La France sous l’occupation, ce passé qui n’est jamais passé
Historien de la France
Les éditions Flammarion ont réédité l’année dernière La France sous l’occupation, initialement sorti en 2003, de l’historien britannique Julian Jackson, professeur à l’université de Londres. Jackson est aussi l’auteur d’une récente biographie très remarquée de de Gaulle (Seuil, 2019) qui a connu un certain succès. Signalons d’emblée que Julian Jackson place son ouvrage dans la continuité historiographique des recherches de Robert Paxton dans La France de Vichy (Seuil, 1973).
Le poids de l’évènement
L’ouvrage commence par analyser les prémices de Vichy durant l’entre-deux guerres, sans toutefois adopter un point de vue téléologique, dans la lignée du livre pionnier de Gérard Noiriel, Les Origines républicaines de Vichy (Hachette, 1999). Le moment Daladier apparaît ici pour ce qu’il est, c’est-à-dire une phase d’autorité et de reprise en main de l’État, dans une optique conservatrice, tout en restant dans le respect de la légalité républicaine. On ne dira jamais assez combien le choc de la défaite, imprévisible à l’époque par son ampleur, conditionna le changement politique vichyste.
Une France tétanisée mais antiallemande
L’historien britannique ne donne pas le portrait d’une France vichyste mais plutôt d’une population choquée par la défaite, adhérant à la personne de Pétain en raison de son passé de vainqueur de Verdun.
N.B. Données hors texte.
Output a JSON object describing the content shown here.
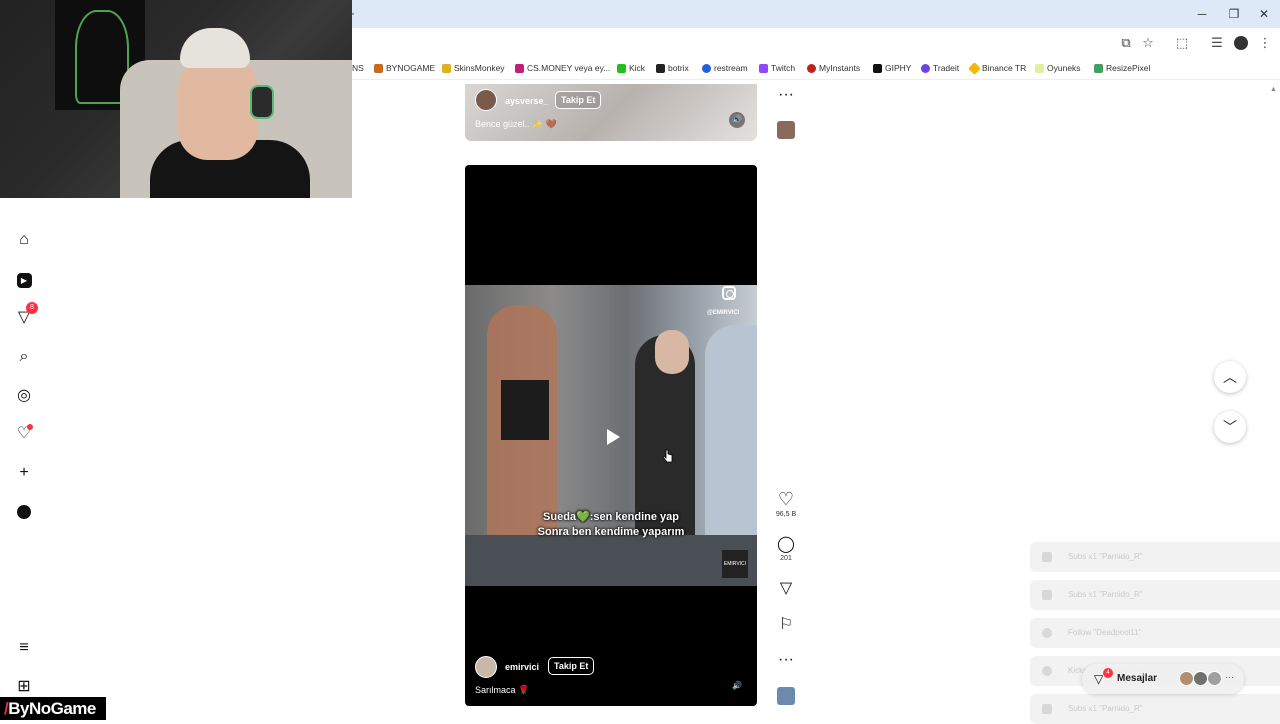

Malgré Mers-El Kébir, la majorité reste antiallemande, souhaitant que les anglais dament le pion aux « boches ». Reste que Vichy met en place sa politique sans rencontrer d’opposition : les partis politiques sont déconsidérés, l’indifférence vis-à-vis des juifs est massive jusqu’en 1942. Les premiers résistants participent de cette ambiance, rejetant la IIIe République vaincue. Cela laisse de la marge à Vichy pour déployer son projet.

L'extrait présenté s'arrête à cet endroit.